Yesterday, I wrote a heartbreaking scene in my book. It was also about moving, and that time in your life that every parent dreads, when you have to pack up your kid’s stuff. Those of us who are adults have been on either/both sides of this. That day came for many of us who moved out of our parents’ houses and left behind all those trappings of childhood. The band posters, the collections, the drawings, or model rockets, scads of little green army guys or matchbox cars, comic books, the video games, the toys we hung onto like packrats. Maybe of us went to college (or just grew up and moved away) and went on to other things. Maybe we got that call from a parent one day where they said with so much sentiment:
“What do you want me to do with all of your crap?”
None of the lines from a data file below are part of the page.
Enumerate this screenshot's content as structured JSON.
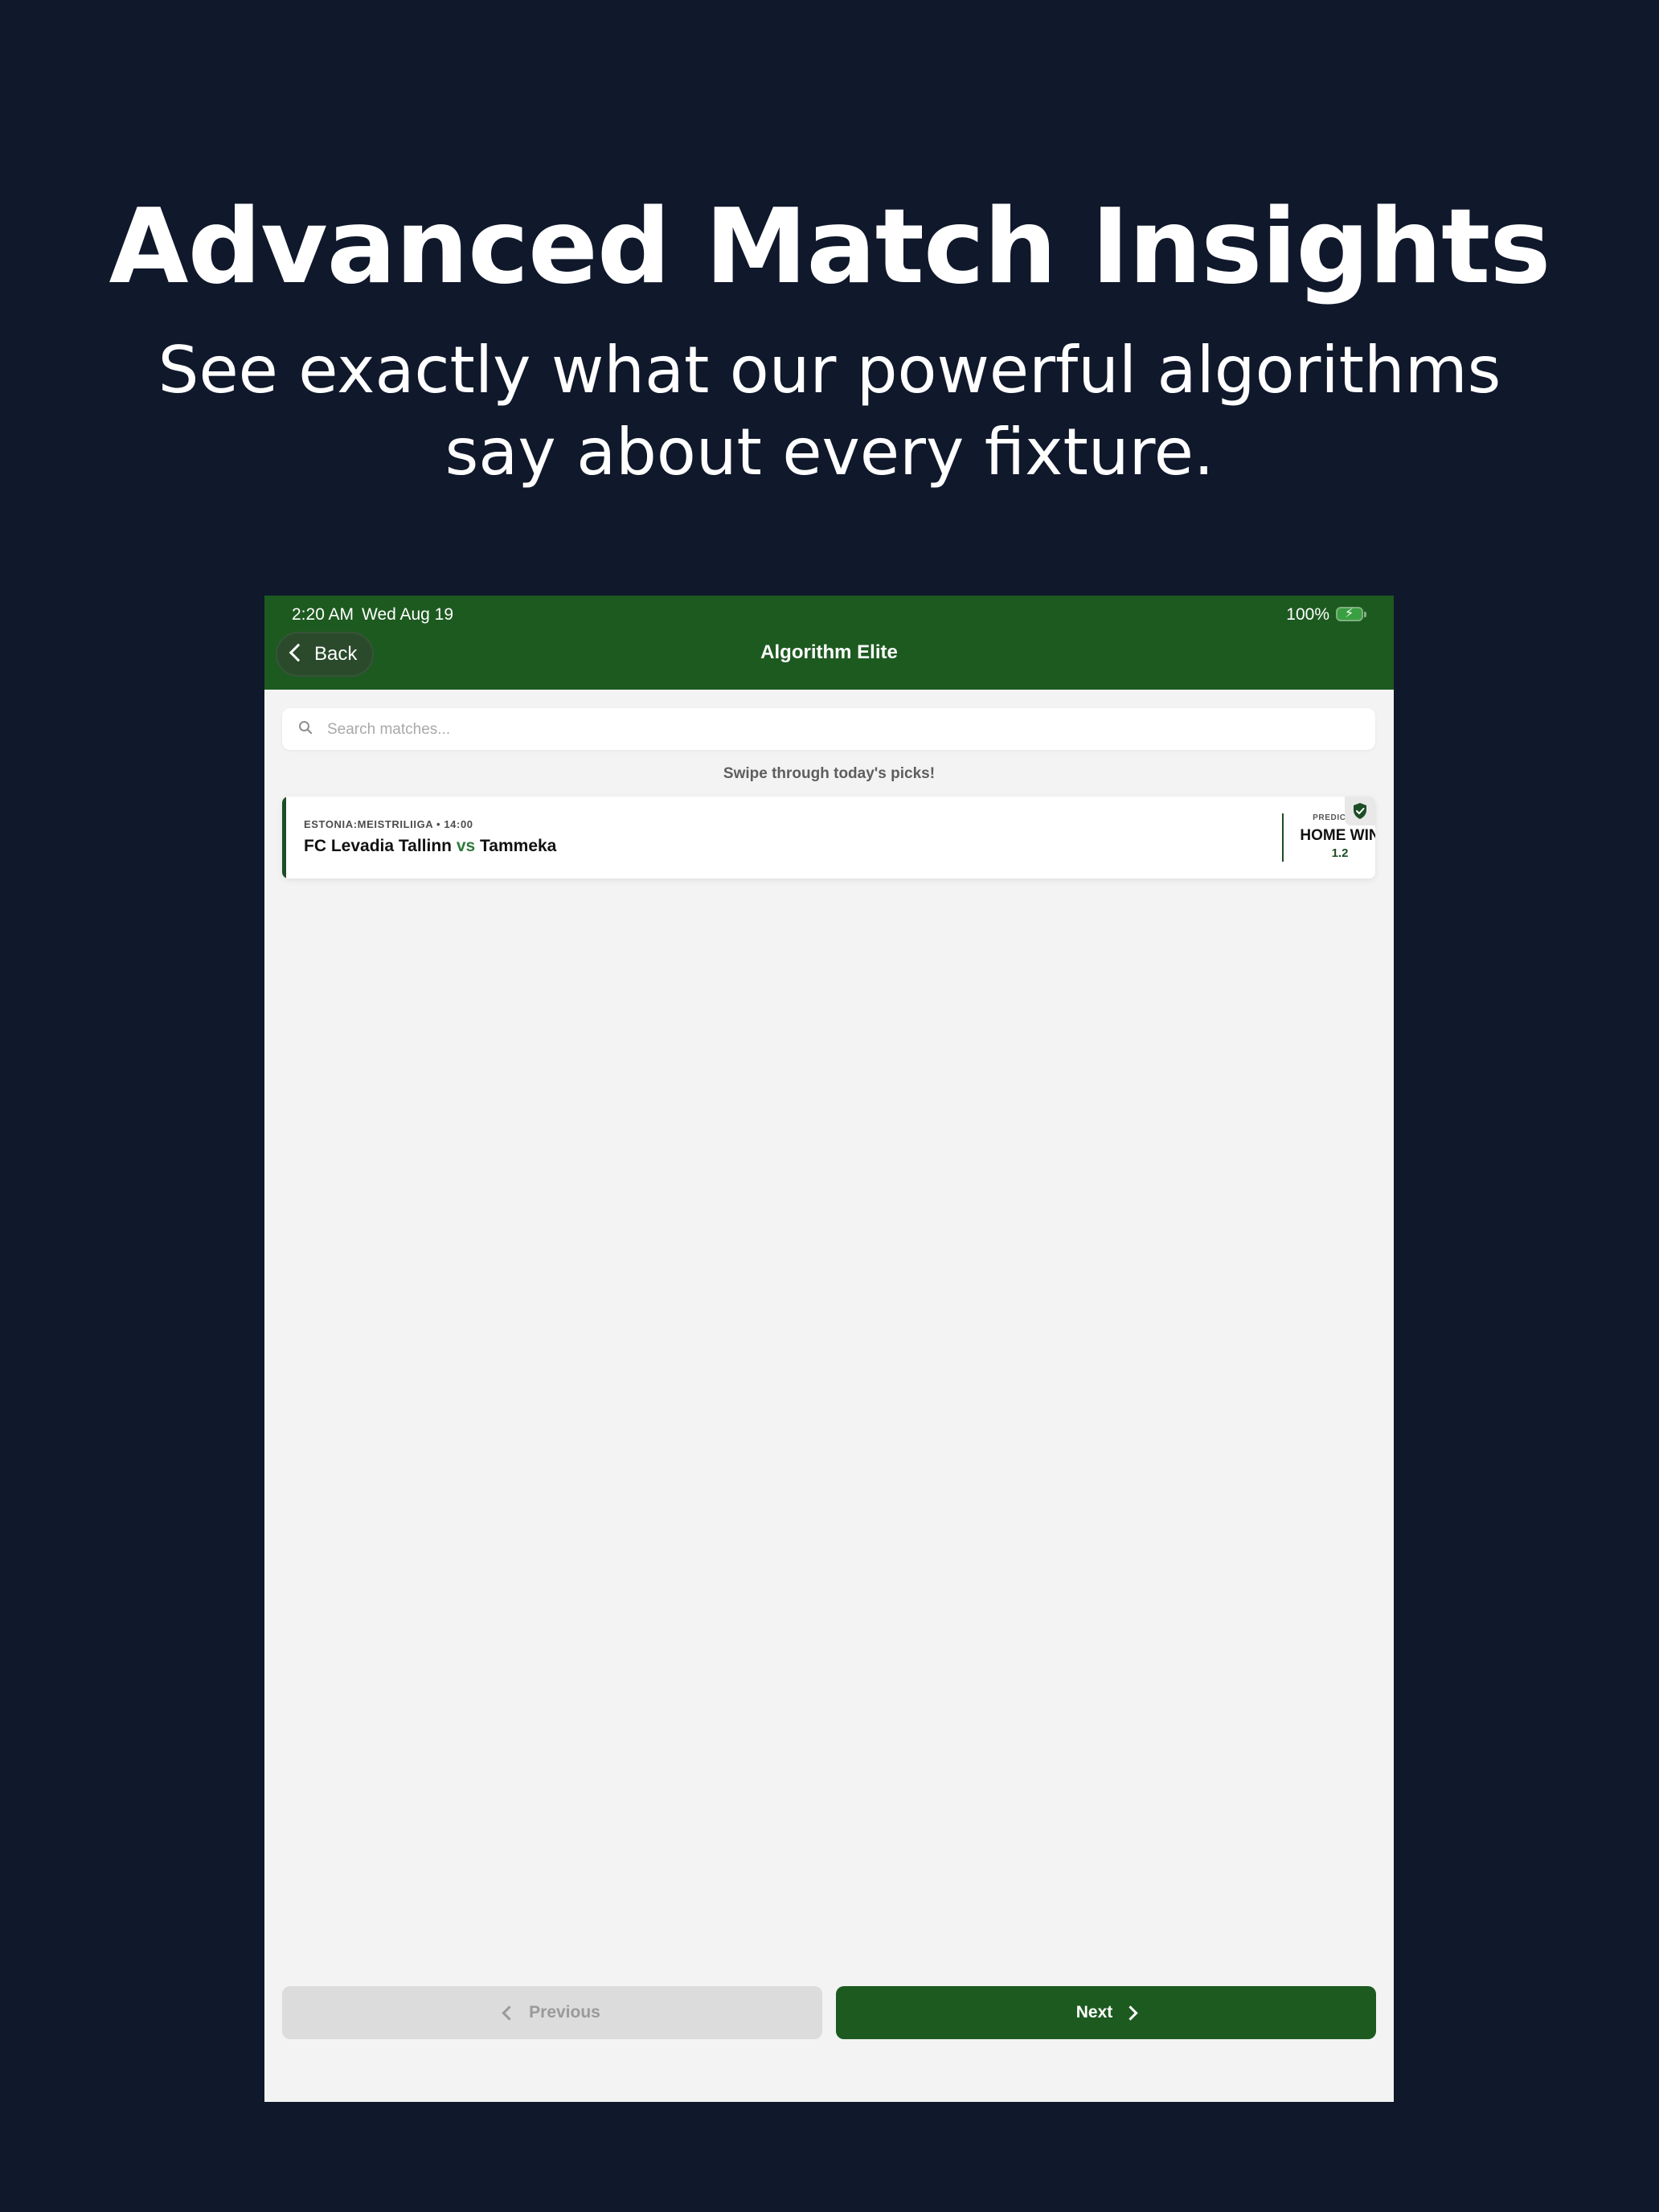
{
  "hero": {
    "title": "Advanced Match Insights",
    "subtitle": "See exactly what our powerful algorithms say about every fixture."
  },
  "status_bar": {
    "time": "2:20 AM",
    "date": "Wed Aug 19",
    "battery": "100%",
    "battery_icon": "battery-charging-icon"
  },
  "nav": {
    "back_label": "Back",
    "back_icon": "chevron-left-icon",
    "title": "Algorithm Elite"
  },
  "search": {
    "placeholder": "Search matches...",
    "value": "",
    "icon": "search-icon"
  },
  "hint": "Swipe through today's picks!",
  "matches": [
    {
      "league": "ESTONIA:MEISTRILIIGA • 14:00",
      "home_team": "FC Levadia Tallinn",
      "vs": "vs",
      "away_team": "Tammeka",
      "prediction_label": "PREDICTION",
      "prediction": "HOME WIN",
      "odds": "1.2",
      "badge_icon": "shield-check-icon"
    }
  ],
  "footer": {
    "previous_label": "Previous",
    "next_label": "Next",
    "previous_enabled": false,
    "next_enabled": true
  },
  "colors": {
    "background": "#10182b",
    "brand_green": "#1d5a20",
    "accent_dark_green": "#1d4d25",
    "vs_green": "#2f7b3b",
    "screen_bg": "#f3f3f3",
    "disabled_button": "#dcdcdc"
  }
}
I’m kidding, but I know for some of us, that was the call exactly. For others of us, our parents might have had a hitch in their voice when they said it, trying to be brave. I’ve been on both sides of it. First when my folks asked me to get my boxes of stuff I had grown up with the hell out of there to free up some space in their house…and then with two of my own kids. Only they didn’t want the stuff. So, sometimes the stuff goes into a bag or a box for storage, or sometimes the clothes or stuffed animals get donated so other kids can enjoy them and bring joy to their lives. I held more sentiment in their things than they did. Those things meant something to me. I still have boxes of drawings, books, the odds and ends of costumes and other keepsakes. I couldn’t bear to part with them.
It was a hard chapter to write, I will say without going into too much detail. You’ll have to read the book.
That kind of writing fuels my soul…this kind of writing puts money in the bank until the stuff that fuels my soul can get published. Both are necessary. It is a balance. But try telling that to the Story when it has its nose pressed up against the window, doing a pig-nosed blowfish on the glass, saying “Hey! Look at me! That other stuff is booooooorrrringggg!”
Yes, Story, I know it’s boring. But it has to be done!
Anyway, just priming the pump today. Onward and upward.